Contact Type
An analogue study
in light and language
Contact Type is the third piece in the Bec Morris archive — a quiet collision of photography and typography. Made in collaboration with photographer James Melia, the work explores what happens when analogue processes meet analogue identity. It begins with a simple idea: portraits of me, captured on 35mm film, then reworked by hand using letraset, tape, markers, and distortion. Together, we’ve created a series of images that are personal but not performative — an experiment in contrast, both visual and collaborative.
Back to my roots
The methods used in this piece aren’t new to me. Letraset, film, and collage formed the backbone of my early design education — and I’ve missed them.
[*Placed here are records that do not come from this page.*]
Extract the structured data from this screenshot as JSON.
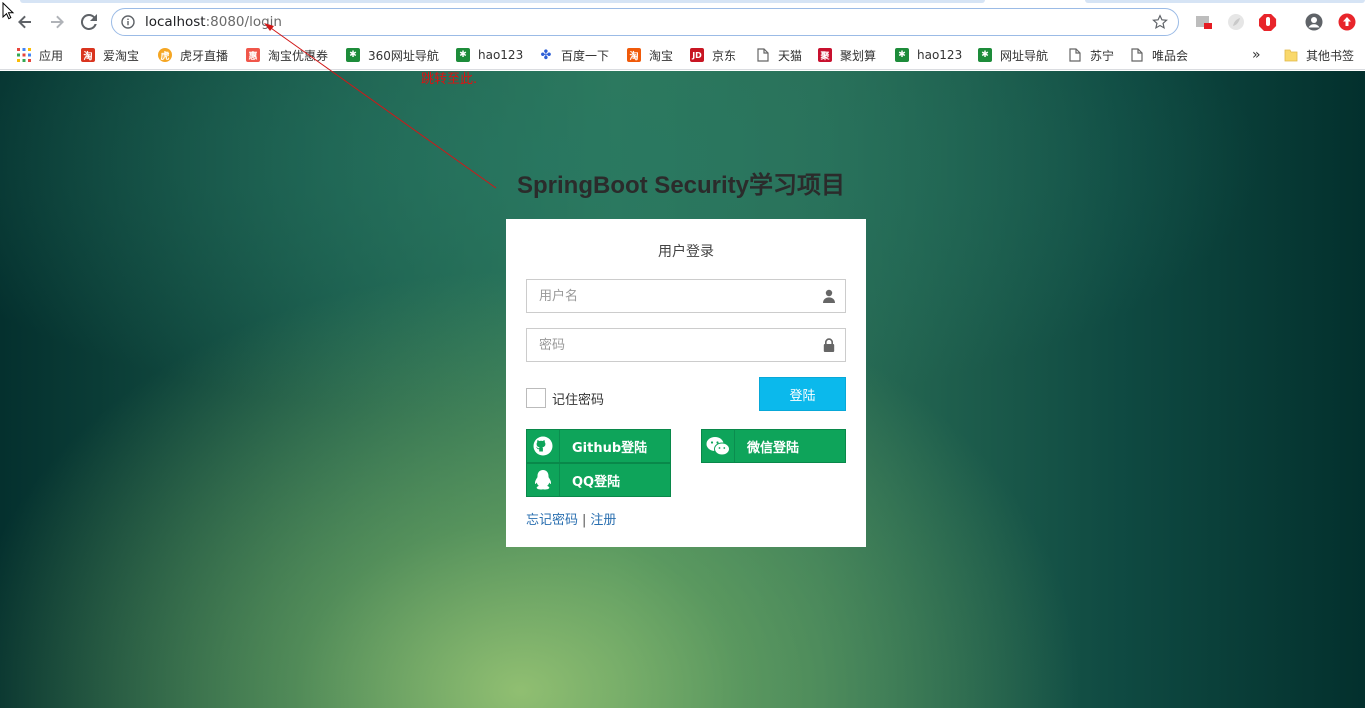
{
  "browser": {
    "url_host": "localhost",
    "url_port": ":8080",
    "url_path": "/login"
  },
  "bookmarks": [
    {
      "label": "应用",
      "icon": "apps-grid-icon",
      "color": "#e8453c"
    },
    {
      "label": "爱淘宝",
      "icon": "aitaobao-icon",
      "color": "#d9341f"
    },
    {
      "label": "虎牙直播",
      "icon": "huya-icon",
      "color": "#f5a623"
    },
    {
      "label": "淘宝优惠券",
      "icon": "coupon-icon",
      "color": "#f0564a"
    },
    {
      "label": "360网址导航",
      "icon": "site-360-icon",
      "color": "#1d8c3a"
    },
    {
      "label": "hao123",
      "icon": "hao123-icon",
      "color": "#1d8c3a"
    },
    {
      "label": "百度一下",
      "icon": "baidu-icon",
      "color": "#2e5fd6"
    },
    {
      "label": "淘宝",
      "icon": "taobao-icon",
      "color": "#f05a0a"
    },
    {
      "label": "京东",
      "icon": "jd-icon",
      "color": "#c81623"
    },
    {
      "label": "天猫",
      "icon": "page-icon",
      "color": "#666666"
    },
    {
      "label": "聚划算",
      "icon": "juhuasuan-icon",
      "color": "#c8102e"
    },
    {
      "label": "hao123",
      "icon": "hao123-icon",
      "color": "#1d8c3a"
    },
    {
      "label": "网址导航",
      "icon": "site-nav-icon",
      "color": "#1d8c3a"
    },
    {
      "label": "苏宁",
      "icon": "page-icon",
      "color": "#666666"
    },
    {
      "label": "唯品会",
      "icon": "page-icon",
      "color": "#666666"
    }
  ],
  "bookmarks_overflow": "»",
  "other_bookmarks": "其他书签",
  "annotation": {
    "text": "跳转至此."
  },
  "page": {
    "title": "SpringBoot Security学习项目"
  },
  "login": {
    "heading": "用户登录",
    "username_placeholder": "用户名",
    "password_placeholder": "密码",
    "remember_label": "记住密码",
    "submit_label": "登陆",
    "github_label": "Github登陆",
    "wechat_label": "微信登陆",
    "qq_label": "QQ登陆",
    "forgot_label": "忘记密码",
    "separator": "|",
    "register_label": "注册"
  },
  "colors": {
    "login_button": "#0bb9ec",
    "social_button": "#0ea45a",
    "link": "#2a6fb0",
    "annotation": "#e01010"
  }
}
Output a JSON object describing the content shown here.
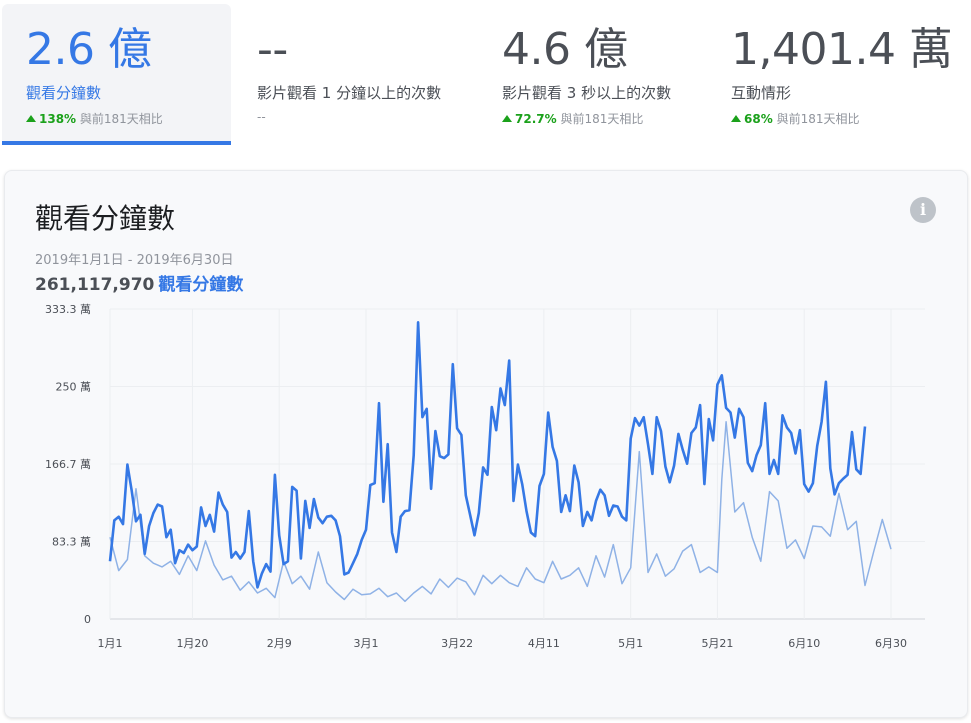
{
  "tiles": [
    {
      "value": "2.6 億",
      "label": "觀看分鐘數",
      "change": "138%",
      "compare": "與前181天相比"
    },
    {
      "value": "--",
      "label": "影片觀看 1 分鐘以上的次數",
      "sub": "--"
    },
    {
      "value": "4.6 億",
      "label": "影片觀看 3 秒以上的次數",
      "change": "72.7%",
      "compare": "與前181天相比"
    },
    {
      "value": "1,401.4 萬",
      "label": "互動情形",
      "change": "68%",
      "compare": "與前181天相比"
    }
  ],
  "panel": {
    "title": "觀看分鐘數",
    "info_glyph": "i",
    "date_range": "2019年1月1日 - 2019年6月30日",
    "total_value": "261,117,970",
    "total_unit": "觀看分鐘數"
  },
  "colors": {
    "accent": "#3578e5",
    "secondary": "#8fb2e6",
    "positive": "#1ba11b"
  },
  "chart_data": {
    "type": "line",
    "title": "",
    "xlabel": "",
    "ylabel": "",
    "ylim": [
      0,
      3333333
    ],
    "y_ticks": [
      {
        "value": 0,
        "label": "0"
      },
      {
        "value": 833333,
        "label": "83.3 萬"
      },
      {
        "value": 1666667,
        "label": "166.7 萬"
      },
      {
        "value": 2500000,
        "label": "250 萬"
      },
      {
        "value": 3333333,
        "label": "333.3 萬"
      }
    ],
    "x_ticks": [
      {
        "index": 0,
        "label": "1月1"
      },
      {
        "index": 19,
        "label": "1月20"
      },
      {
        "index": 39,
        "label": "2月9"
      },
      {
        "index": 59,
        "label": "3月1"
      },
      {
        "index": 80,
        "label": "3月22"
      },
      {
        "index": 100,
        "label": "4月11"
      },
      {
        "index": 120,
        "label": "5月1"
      },
      {
        "index": 140,
        "label": "5月21"
      },
      {
        "index": 160,
        "label": "6月10"
      },
      {
        "index": 180,
        "label": "6月30"
      }
    ],
    "x_start": "2019-01-01",
    "x_end": "2019-06-30",
    "grid": true,
    "anchors_current": [
      [
        0,
        620000
      ],
      [
        1,
        1060000
      ],
      [
        2,
        1100000
      ],
      [
        3,
        1020000
      ],
      [
        4,
        1660000
      ],
      [
        5,
        1380000
      ],
      [
        6,
        1050000
      ],
      [
        7,
        1120000
      ],
      [
        8,
        700000
      ],
      [
        9,
        1000000
      ],
      [
        10,
        1140000
      ],
      [
        11,
        1230000
      ],
      [
        12,
        1210000
      ],
      [
        13,
        880000
      ],
      [
        14,
        960000
      ],
      [
        15,
        600000
      ],
      [
        16,
        740000
      ],
      [
        17,
        710000
      ],
      [
        18,
        800000
      ],
      [
        19,
        740000
      ],
      [
        20,
        780000
      ],
      [
        21,
        1200000
      ],
      [
        22,
        1000000
      ],
      [
        23,
        1120000
      ],
      [
        24,
        940000
      ],
      [
        25,
        1360000
      ],
      [
        26,
        1230000
      ],
      [
        27,
        1150000
      ],
      [
        28,
        660000
      ],
      [
        29,
        720000
      ],
      [
        30,
        650000
      ],
      [
        31,
        720000
      ],
      [
        32,
        1160000
      ],
      [
        33,
        620000
      ],
      [
        34,
        340000
      ],
      [
        35,
        490000
      ],
      [
        36,
        590000
      ],
      [
        37,
        510000
      ],
      [
        38,
        1550000
      ],
      [
        39,
        900000
      ],
      [
        40,
        590000
      ],
      [
        41,
        620000
      ],
      [
        42,
        1420000
      ],
      [
        43,
        1380000
      ],
      [
        44,
        650000
      ],
      [
        45,
        1270000
      ],
      [
        46,
        980000
      ],
      [
        47,
        1290000
      ],
      [
        48,
        1090000
      ],
      [
        49,
        1030000
      ],
      [
        50,
        1100000
      ],
      [
        51,
        1110000
      ],
      [
        52,
        1060000
      ],
      [
        53,
        890000
      ],
      [
        54,
        480000
      ],
      [
        55,
        500000
      ],
      [
        56,
        600000
      ],
      [
        57,
        700000
      ],
      [
        58,
        850000
      ],
      [
        59,
        960000
      ],
      [
        60,
        1440000
      ],
      [
        61,
        1460000
      ],
      [
        62,
        2320000
      ],
      [
        63,
        1260000
      ],
      [
        64,
        1880000
      ],
      [
        65,
        930000
      ],
      [
        66,
        720000
      ],
      [
        67,
        1100000
      ],
      [
        68,
        1160000
      ],
      [
        69,
        1170000
      ],
      [
        70,
        1760000
      ],
      [
        71,
        3190000
      ],
      [
        72,
        2170000
      ],
      [
        73,
        2260000
      ],
      [
        74,
        1400000
      ],
      [
        75,
        2020000
      ],
      [
        76,
        1750000
      ],
      [
        77,
        1730000
      ],
      [
        78,
        1770000
      ],
      [
        79,
        2740000
      ],
      [
        80,
        2050000
      ],
      [
        81,
        1980000
      ],
      [
        82,
        1330000
      ],
      [
        83,
        1120000
      ],
      [
        84,
        900000
      ],
      [
        85,
        1140000
      ],
      [
        86,
        1630000
      ],
      [
        87,
        1550000
      ],
      [
        88,
        2280000
      ],
      [
        89,
        2030000
      ],
      [
        90,
        2480000
      ],
      [
        91,
        2300000
      ],
      [
        92,
        2780000
      ],
      [
        93,
        1270000
      ],
      [
        94,
        1660000
      ],
      [
        95,
        1450000
      ],
      [
        96,
        1160000
      ],
      [
        97,
        930000
      ],
      [
        98,
        890000
      ],
      [
        99,
        1430000
      ],
      [
        100,
        1560000
      ],
      [
        101,
        2220000
      ],
      [
        102,
        1850000
      ],
      [
        103,
        1700000
      ],
      [
        104,
        1150000
      ],
      [
        105,
        1330000
      ],
      [
        106,
        1160000
      ],
      [
        107,
        1650000
      ],
      [
        108,
        1470000
      ],
      [
        109,
        1000000
      ],
      [
        110,
        1150000
      ],
      [
        111,
        1060000
      ],
      [
        112,
        1270000
      ],
      [
        113,
        1390000
      ],
      [
        114,
        1330000
      ],
      [
        115,
        1110000
      ],
      [
        116,
        1220000
      ],
      [
        117,
        1210000
      ],
      [
        118,
        1100000
      ],
      [
        119,
        1060000
      ],
      [
        120,
        1940000
      ],
      [
        121,
        2160000
      ],
      [
        122,
        2080000
      ],
      [
        123,
        2170000
      ],
      [
        124,
        1880000
      ],
      [
        125,
        1560000
      ],
      [
        126,
        2170000
      ],
      [
        127,
        2020000
      ],
      [
        128,
        1640000
      ],
      [
        129,
        1470000
      ],
      [
        130,
        1650000
      ],
      [
        131,
        1990000
      ],
      [
        132,
        1820000
      ],
      [
        133,
        1670000
      ],
      [
        134,
        2000000
      ],
      [
        135,
        2060000
      ],
      [
        136,
        2300000
      ],
      [
        137,
        1450000
      ],
      [
        138,
        2150000
      ],
      [
        139,
        1920000
      ],
      [
        140,
        2520000
      ],
      [
        141,
        2620000
      ],
      [
        142,
        2270000
      ],
      [
        143,
        2220000
      ],
      [
        144,
        1950000
      ],
      [
        145,
        2260000
      ],
      [
        146,
        2170000
      ],
      [
        147,
        1680000
      ],
      [
        148,
        1590000
      ],
      [
        149,
        1760000
      ],
      [
        150,
        1870000
      ],
      [
        151,
        2320000
      ],
      [
        152,
        1560000
      ],
      [
        153,
        1710000
      ],
      [
        154,
        1560000
      ],
      [
        155,
        2190000
      ],
      [
        156,
        2060000
      ],
      [
        157,
        2000000
      ],
      [
        158,
        1780000
      ],
      [
        159,
        2030000
      ],
      [
        160,
        1450000
      ],
      [
        161,
        1370000
      ],
      [
        162,
        1460000
      ],
      [
        163,
        1860000
      ],
      [
        164,
        2120000
      ],
      [
        165,
        2550000
      ],
      [
        166,
        1620000
      ],
      [
        167,
        1340000
      ],
      [
        168,
        1460000
      ],
      [
        169,
        1510000
      ],
      [
        170,
        1550000
      ],
      [
        171,
        2010000
      ],
      [
        172,
        1610000
      ],
      [
        173,
        1560000
      ],
      [
        174,
        2070000
      ]
    ],
    "anchors_previous": [
      [
        0,
        880000
      ],
      [
        2,
        520000
      ],
      [
        4,
        640000
      ],
      [
        6,
        1400000
      ],
      [
        8,
        680000
      ],
      [
        10,
        600000
      ],
      [
        12,
        560000
      ],
      [
        14,
        620000
      ],
      [
        16,
        480000
      ],
      [
        18,
        680000
      ],
      [
        20,
        520000
      ],
      [
        22,
        840000
      ],
      [
        24,
        580000
      ],
      [
        26,
        420000
      ],
      [
        28,
        460000
      ],
      [
        30,
        310000
      ],
      [
        32,
        400000
      ],
      [
        34,
        280000
      ],
      [
        36,
        330000
      ],
      [
        38,
        230000
      ],
      [
        40,
        620000
      ],
      [
        42,
        380000
      ],
      [
        44,
        460000
      ],
      [
        46,
        320000
      ],
      [
        48,
        720000
      ],
      [
        50,
        390000
      ],
      [
        52,
        290000
      ],
      [
        54,
        210000
      ],
      [
        56,
        320000
      ],
      [
        58,
        260000
      ],
      [
        60,
        270000
      ],
      [
        62,
        330000
      ],
      [
        64,
        240000
      ],
      [
        66,
        280000
      ],
      [
        68,
        190000
      ],
      [
        70,
        280000
      ],
      [
        72,
        350000
      ],
      [
        74,
        270000
      ],
      [
        76,
        430000
      ],
      [
        78,
        340000
      ],
      [
        80,
        440000
      ],
      [
        82,
        400000
      ],
      [
        84,
        260000
      ],
      [
        86,
        470000
      ],
      [
        88,
        380000
      ],
      [
        90,
        470000
      ],
      [
        92,
        390000
      ],
      [
        94,
        350000
      ],
      [
        96,
        550000
      ],
      [
        98,
        430000
      ],
      [
        100,
        390000
      ],
      [
        102,
        620000
      ],
      [
        104,
        430000
      ],
      [
        106,
        470000
      ],
      [
        108,
        550000
      ],
      [
        110,
        350000
      ],
      [
        112,
        680000
      ],
      [
        114,
        450000
      ],
      [
        116,
        800000
      ],
      [
        118,
        380000
      ],
      [
        120,
        550000
      ],
      [
        122,
        1800000
      ],
      [
        124,
        500000
      ],
      [
        126,
        700000
      ],
      [
        128,
        460000
      ],
      [
        130,
        540000
      ],
      [
        132,
        730000
      ],
      [
        134,
        800000
      ],
      [
        136,
        500000
      ],
      [
        138,
        560000
      ],
      [
        140,
        500000
      ],
      [
        141,
        1500000
      ],
      [
        142,
        2120000
      ],
      [
        144,
        1150000
      ],
      [
        146,
        1250000
      ],
      [
        148,
        880000
      ],
      [
        150,
        620000
      ],
      [
        152,
        1370000
      ],
      [
        154,
        1270000
      ],
      [
        156,
        760000
      ],
      [
        158,
        850000
      ],
      [
        160,
        650000
      ],
      [
        162,
        1000000
      ],
      [
        164,
        990000
      ],
      [
        166,
        890000
      ],
      [
        168,
        1350000
      ],
      [
        170,
        960000
      ],
      [
        172,
        1050000
      ],
      [
        174,
        360000
      ],
      [
        176,
        720000
      ],
      [
        178,
        1070000
      ],
      [
        180,
        750000
      ]
    ]
  }
}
I still remember working on a project in college where we had to design onto a vinyl record sleeve using a song of our choice. I picked Wuthering Heights by Kate Bush and layered foggy blues and greys with carbon paper and transfer type. It ended up murky, moody, and full of texture — and it sparked something in me. Contact Type is a return to that kind of work. Tactile, unpolished, imperfect. A reminder of what made me fall in love with design in the first place.
Letting the process
The prints are 6x4 — a deliberate nod to traditional photography and the idea of loose, archival image sets. Each one is printed on a different stock, all sourced from GF Smith’s collection. Originally, I thought I’d bind the pages together, but someone who knows both me and James well suggested something else: leave them loose. Let the chaos in. It felt right. That push and pull — organisation versus instinct — became the structure of the piece. Scribbles and cut negatives sit beside careful layout and neutral tones. Light is layered with shadow. Control meets imperfection.
A layered archive
The final edition will be housed in a translucent vellum envelope — a nod to type, texture, and darkroom sleeves. You can’t see the full picture at first. Pages overlap. Type shifts. The story changes depending on the order you pick up. It’s designed to feel like a private archive — something that asks to be rearranged, and maybe even worn down over time. The words that appear across the pages weren’t written ahead of time — they came through the process, pulled from the tone of the images and the contrast within them. Some pages hold light, others hold shadow. Each viewer builds their own sequence, their own way in.
More to come
This project is still unfolding — more prints may be added, and more phrases might surface. But the direction is set: analogue tools, real collaboration, and a shared appreciation for things that feel slightly unfinished. Slightly human. We’re sharing it as it evolves — not to document perfection, but to show the beauty in the process of an analogue project.